>>37239
>I never saw it
Now you have.
>Then they reproduce outside of the plant, but they still get into a plant dormant and unharmful.
And how do they get into the plant?

You need to think further about inoculation. I've given you the example of taking fungal material from an infected leaf, applying it on a healthy leaf and the disease spreads. In your theory, of course, what actually happened was that the nonliving toxin was also within the fungal material and it was what infected the healthy leaf. There's the problem of contaminant/symptom disproportionality but you don't care.
However, consider this other scenario: you remove fungal material from a diseased plant, but this fungus can be grown on Petri dishes. You isolate it and grow colonies. In the course of this isolation you already take only a very small number of cells and grow your colonies from them. You can further isolate if you want. The point is, in the colonies you're growing there's almost nothing from the source material. You can safely say that the nonliving toxin is absent, or in homeopathic quantities. It's a non-factor. You have the fungus alone, no toxin.

What happens if you retrieve this fungus, devoid of the toxin that causes disease, and inoculate into a healthy plant? You now have a plant with the fungus, but without the toxin. And what happens? It develops the disease. Sounds conclusive to me.

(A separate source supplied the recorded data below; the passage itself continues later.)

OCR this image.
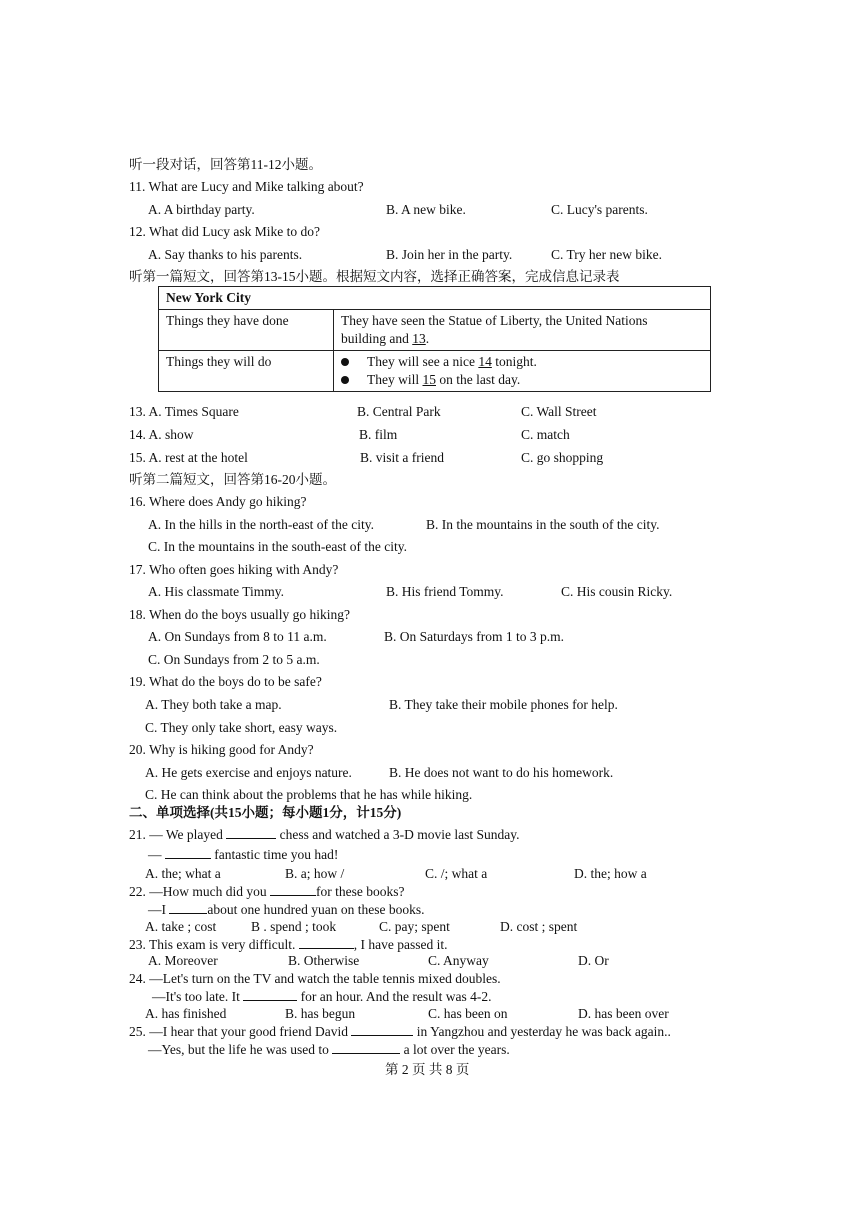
听一段对话，回答第11-12小题。
11. What are Lucy and Mike talking about?
A. A birthday party.	B. A new bike.	C. Lucy's parents.
12. What did Lucy ask Mike to do?
A. Say thanks to his parents.	B. Join her in the party.	C. Try her new bike.
听第一篇短文，回答第13-15小题。根据短文内容，选择正确答案，完成信息记录表
New York City	
Things they have done	They have seen the Statue of Liberty, the United Nations
building and 13.
Things they will do	They will see a nice 14 tonight.
They will 15 on the last day.
13. A. Times Square	B. Central Park	C. Wall Street
14. A. show	B. film	C. match
15. A. rest at the hotel	B. visit a friend	C. go shopping
听第二篇短文，回答第16-20小题。
16. Where does Andy go hiking?
A. In the hills in the north-east of the city.	B. In the mountains in the south of the city.
C. In the mountains in the south-east of the city.
17. Who often goes hiking with Andy?
A. His classmate Timmy.	B. His friend Tommy.	C. His cousin Ricky.
18. When do the boys usually go hiking?
A. On Sundays from 8 to 11 a.m.	B. On Saturdays from 1 to 3 p.m.
C. On Sundays from 2 to 5 a.m.
19. What do the boys do to be safe?
A. They both take a map.	B. They take their mobile phones for help.
C. They only take short, easy ways.
20. Why is hiking good for Andy?
A. He gets exercise and enjoys nature.	B. He does not want to do his homework.
C. He can think about the problems that he has while hiking.
二、单项选择(共15小题；每小题1分，计15分)
21. — We played	chess and watched a 3-D movie last Sunday.
—	fantastic time you had!
A. the; what a	B. a; how /	C. /; what a	D. the; how a
22. —How much did you	for these books?
—I	about one hundred yuan on these books.
A. take ; cost	B . spend ; took	C. pay; spent	D. cost ; spent
23. This exam is very difficult.	, I have passed it.
A. Moreover	B. Otherwise	C. Anyway	D. Or
24. —Let's turn on the TV and watch the table tennis mixed doubles.
—It's too late. It	for an hour. And the result was 4-2.
A. has finished	B. has begun	C. has been on	D. has been over
25. —I hear that your good friend David	in Yangzhou and yesterday he was back again..
—Yes, but the life he was used to	a lot over the years.
第 2 页 共 8 页
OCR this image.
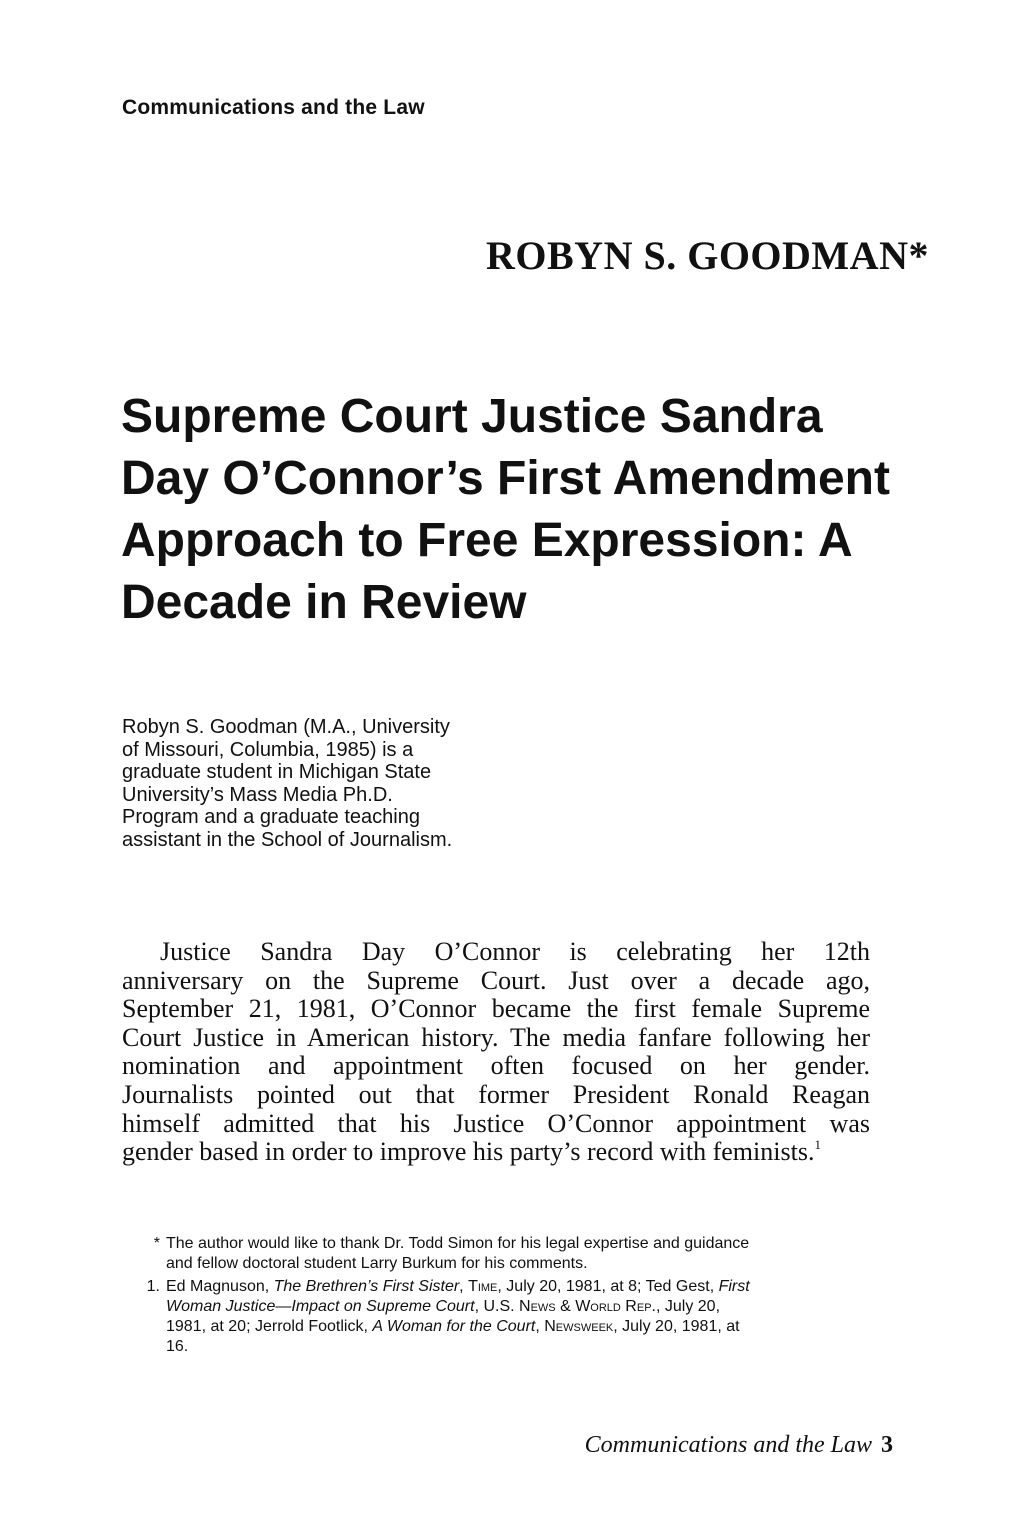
Communications and the Law
ROBYN S. GOODMAN*
Supreme Court Justice Sandra
Day O’Connor’s First Amendment
Approach to Free Expression: A
Decade in Review
Robyn S. Goodman (M.A., University
of Missouri, Columbia, 1985) is a
graduate student in Michigan State
University’s Mass Media Ph.D.
Program and a graduate teaching
assistant in the School of Journalism.

Justice Sandra Day O’Connor is celebrating her 12th
anniversary on the Supreme Court. Just over a decade ago,
September 21, 1981, O’Connor became the first female Supreme
Court Justice in American history. The media fanfare following her
nomination and appointment often focused on her gender.
Journalists pointed out that former President Ronald Reagan
himself admitted that his Justice O’Connor appointment was
gender based in order to improve his party’s record with feminists.$^1$

* The author would like to thank Dr. Todd Simon for his legal expertise and guidance
and fellow doctoral student Larry Burkum for his comments.
1. Ed Magnuson, The Brethren’s First Sister, Time, July 20, 1981, at 8; Ted Gest, First
Woman Justice—Impact on Supreme Court, U.S. News & World Rep., July 20,
1981, at 20; Jerrold Footlick, A Woman for the Court, Newsweek, July 20, 1981, at
16.
Communications and the Law 3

This isn't simply hypothetical. On this paper this is done very casually. See:
>P. digitatum and P. italicum isolates were obtained from decayed orange (Citrus sinensis ‘‘Washington navel’’) and mandarin (Citrus reticulata)
So the source is a diseased plant.
>Prior to each experiment, the isolates were grown on potato dextrose agar
So you have the fungi alone with no toxin.
>P. digitatum and P. italicum spore suspensions (10^6 spores per ml) were inoculated by using the spot, wound, and piercing inoculation methods as in the in vitro studies described above. Each orange was inoculated at three sites around the stem end (7). The inoculated oranges were incubated at 25 C for 24 h in plastic boxes to let the inoculums dry.